The Last Ship out of Debt: Scholarships


Billy Ferguson/Fourth Estate

When looking for scholarships, here’s some do’s and don’ts


Today, you’re going unlock the secret to financial aid: scholarships. You might already have one or two scholarships for leadership or sport-based. But there’s so more scholarships out there. They aren’t exactly hiding, but you do need to know where to look.

Visit the scholarship portal

Apply to GMU’s scholarships first. To apply, visit the scholarship portal at and fill out the general application. This includes a mini-essay, a resume upload and various questions to see what you qualify for. A word of caution: some of Mason’s scholarships, like the Mary Roberts Rinehart scholarship, aren’t active anymore but remain posted on their website. Beyond what Mason offers, ask your clubs and organizations if they have any scholarships, too.  

External Scholarship options

Check external scholarship sites like Chegg, and Nitro. These sites offer custom search engines and categories. Chegg even allows you to make a user account with a resume and user information, allowing for a more personalized experience. Take caution though. Unlike Mason’s scholarship portal, these scholarships aren’t always vetted. Double check with the offer’s website before throwing your information out there.

You can also see what your school district has to offer. Even elementary schools can offer scholarships to their alumni years later.  Whether you’re a Fairfax native or consider Beijing your hometown, there’s a scholarship out there.

Fake Scholarships

You may be looking for scholarships, but fake scholarships are looking for you.
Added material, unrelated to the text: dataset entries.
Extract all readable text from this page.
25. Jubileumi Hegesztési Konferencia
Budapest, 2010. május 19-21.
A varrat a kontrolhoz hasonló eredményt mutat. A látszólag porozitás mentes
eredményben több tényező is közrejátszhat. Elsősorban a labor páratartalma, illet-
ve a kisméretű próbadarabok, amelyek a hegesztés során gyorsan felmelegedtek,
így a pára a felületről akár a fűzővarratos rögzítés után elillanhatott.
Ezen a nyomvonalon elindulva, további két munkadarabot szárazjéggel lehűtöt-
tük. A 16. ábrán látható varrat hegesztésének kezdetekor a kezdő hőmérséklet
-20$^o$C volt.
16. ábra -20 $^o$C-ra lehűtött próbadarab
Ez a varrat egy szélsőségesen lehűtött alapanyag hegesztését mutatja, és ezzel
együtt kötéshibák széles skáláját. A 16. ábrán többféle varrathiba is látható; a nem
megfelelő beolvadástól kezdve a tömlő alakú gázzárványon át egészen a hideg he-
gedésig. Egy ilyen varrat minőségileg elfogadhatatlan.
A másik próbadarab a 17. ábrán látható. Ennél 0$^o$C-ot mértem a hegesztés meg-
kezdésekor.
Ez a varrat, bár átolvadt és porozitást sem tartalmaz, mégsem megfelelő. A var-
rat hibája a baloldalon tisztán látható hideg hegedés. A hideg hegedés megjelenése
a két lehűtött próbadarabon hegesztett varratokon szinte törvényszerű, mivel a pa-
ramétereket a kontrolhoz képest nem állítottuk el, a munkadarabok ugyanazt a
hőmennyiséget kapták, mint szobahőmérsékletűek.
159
It’s common knowledge that college students are drowning in debt, with scholarships being one of the few lifelines. Sometimes, when you try to reach out and grab that extra grand, you’ll get pulled under. Here are a few warning flags that you’ll lose more money than you’ll make.

  • Don’t ever give sensitive information, like your social security number (SSN), credit card information or bank account number. Most scholarships will send you a check or, if it is a Mason one, will place it directly in your account.
  • Don’t fall for the “check scam”. Basically, you’ll be sent a check with a little extra money than what you won. This is the “processing fee”, or so the scammers say. The scam occurs when you cash the check and send the processing fees back to the organization. The check bounces, leaving you on the hook for money you never had.
  • If a deal seems too good, it is. There’s no such thing as an “instant win” scholarship (“You’re our 100th visitor!”) or winning without applying first.

A final note: always check. There’s funds and awards to be gained, but you must be careful about who you give your information to. Get on the “Scholar Ship”, just don’t forget to look out for pirates.